In [None]:
import numpy as np
import sklearn.datasets
import matplotlib.pyplot as plt
from matplotlib.offsetbox import AnnotationBbox, OffsetImage

%matplotlib inline
plt.rcParams['figure.figsize'] = (8,8)

# MNIST data

Now let's look at a slightly larger and more interesting dataset: the MNIST handwritten image dataset.

In [None]:
thin_by = 3
mnist_data = np.load('../data/mnist.npz')
mnist_train_features = mnist_data['train'].T.astype(float)[::thin_by]
mnist_train_labels = mnist_data['train_labels'].flatten()[::thin_by]
mnist_test_features = mnist_data['test'].T.astype(float)[::thin_by]
mnist_test_labels = mnist_data['test_labels'].flatten()[::thin_by]

Our data is now in a $20,000 \times 784$ array. There are 20,000 examples, each being a 784-dimensional vector.

In [None]:
mnist_train_features.shape

In [None]:
mnist_train_features[0]

Each of these vectors is actually a 28x28 image, "flattened" into a vector. We can reshape and visualize it:

In [None]:
plt.imshow(mnist_train_features[8_000].reshape(28, -1), cmap='gray')
plt.xticks([])
plt.yticks([])
plt.savefig('three.pdf', bbox_inches='tight')

## Classification

First, we'll separate the data into training and testing sets.

In [None]:
noisy_mnist_train_features = mnist_train_features + 10*np.random.normal(0, 1, size=mnist_train_features.shape)

In [None]:
train_is_seven = mnist_train_labels == 7
train_is_three = mnist_train_labels == 3

training_sevens = noisy_mnist_train_features[train_is_seven]
training_threes = noisy_mnist_train_features[train_is_three]

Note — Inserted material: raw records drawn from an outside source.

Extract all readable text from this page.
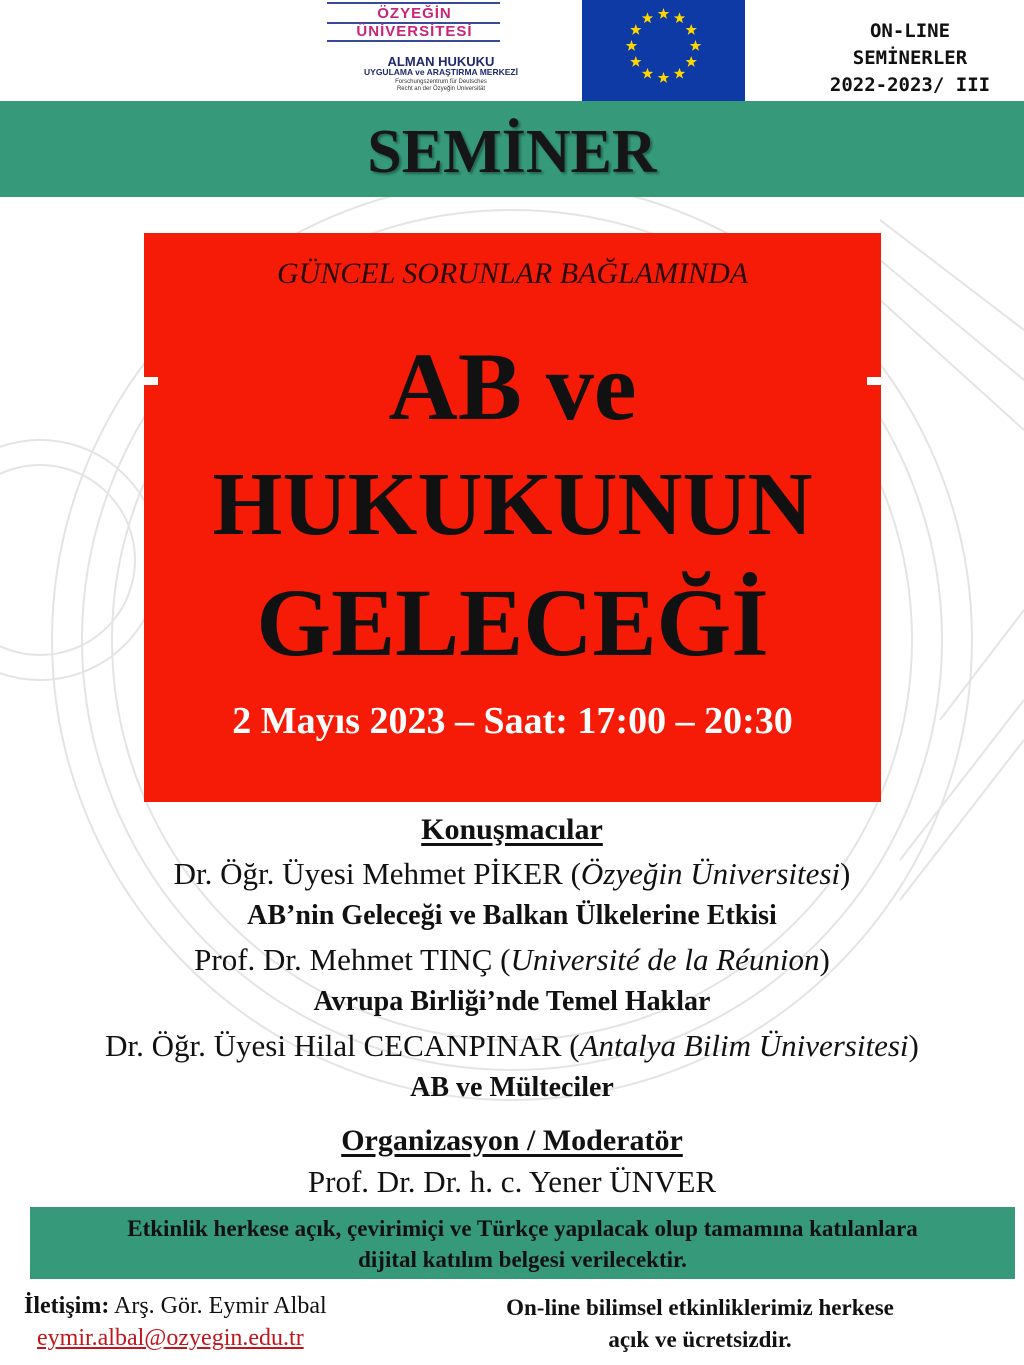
ÖZYEĞİN
ÜNİVERSİTESİ
ALMAN HUKUKU
UYGULAMA ve ARAŞTIRMA MERKEZİ
Forschungszentrum für Deutsches
Recht an der Özyeğin Universität
ON-LINE
SEMİNERLER
2022-2023/ III
SEMİNER
GÜNCEL SORUNLAR BAĞLAMINDA
AB ve
HUKUKUNUN
GELECEĞİ
2 Mayıs 2023 – Saat: 17:00 – 20:30
Konuşmacılar
Dr. Öğr. Üyesi Mehmet PİKER (Özyeğin Üniversitesi)
AB’nin Geleceği ve Balkan Ülkelerine Etkisi
Prof. Dr. Mehmet TINÇ (Université de la Réunion)
Avrupa Birliği’nde Temel Haklar
Dr. Öğr. Üyesi Hilal CECANPINAR (Antalya Bilim Üniversitesi)
AB ve Mülteciler
Organizasyon / Moderatör
Prof. Dr. Dr. h. c. Yener ÜNVER
Etkinlik herkese açık, çevirimiçi ve Türkçe yapılacak olup tamamına katılanlara
dijital katılım belgesi verilecektir.
İletişim: Arş. Gör. Eymir Albal
eymir.albal@ozyegin.edu.tr
On-line bilimsel etkinliklerimiz herkese
açık ve ücretsizdir.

test_is_seven = mnist_test_labels == 7
test_is_three = mnist_test_labels == 3

testing_sevens = mnist_test_features[test_is_seven]
testing_threes = mnist_test_features[test_is_three]

In [None]:
X = np.vstack([training_sevens, training_threes])
X = np.column_stack([np.ones(X.shape[0]), X])
y = np.concatenate([
    np.ones(train_is_seven.sum()),
    np.zeros(train_is_three.sum())
])

X_test = np.vstack([testing_sevens, testing_threes])
X_test = np.column_stack([np.ones(X_test.shape[0]), X_test])
y_test = np.concatenate([
    np.ones(test_is_seven.sum()),
    np.zeros(test_is_three.sum())
])

Now we train the model:

In [None]:
w = np.linalg.solve(X.T @ X, X.T @ y)

And we can test it:

In [None]:
for i in range(20):
    ix = np.random.choice(len(X_test))
    x = X_test[ix]
    plt.matshow(x[1:].reshape((28, -1)))
    prediction = 7 if w @ x > .5 else 3
    plt.title(f'I think that this is a {prediction}.')
    

We can also take a look at the images that were misclassified.

In [None]:
misclassified = X_test[((X_test @ w) > .5).astype(int) != y_test]
misclassified

In [None]:
for i in range(10):
    plt.matshow(misclassified[i, 1:].reshape((28, -1)))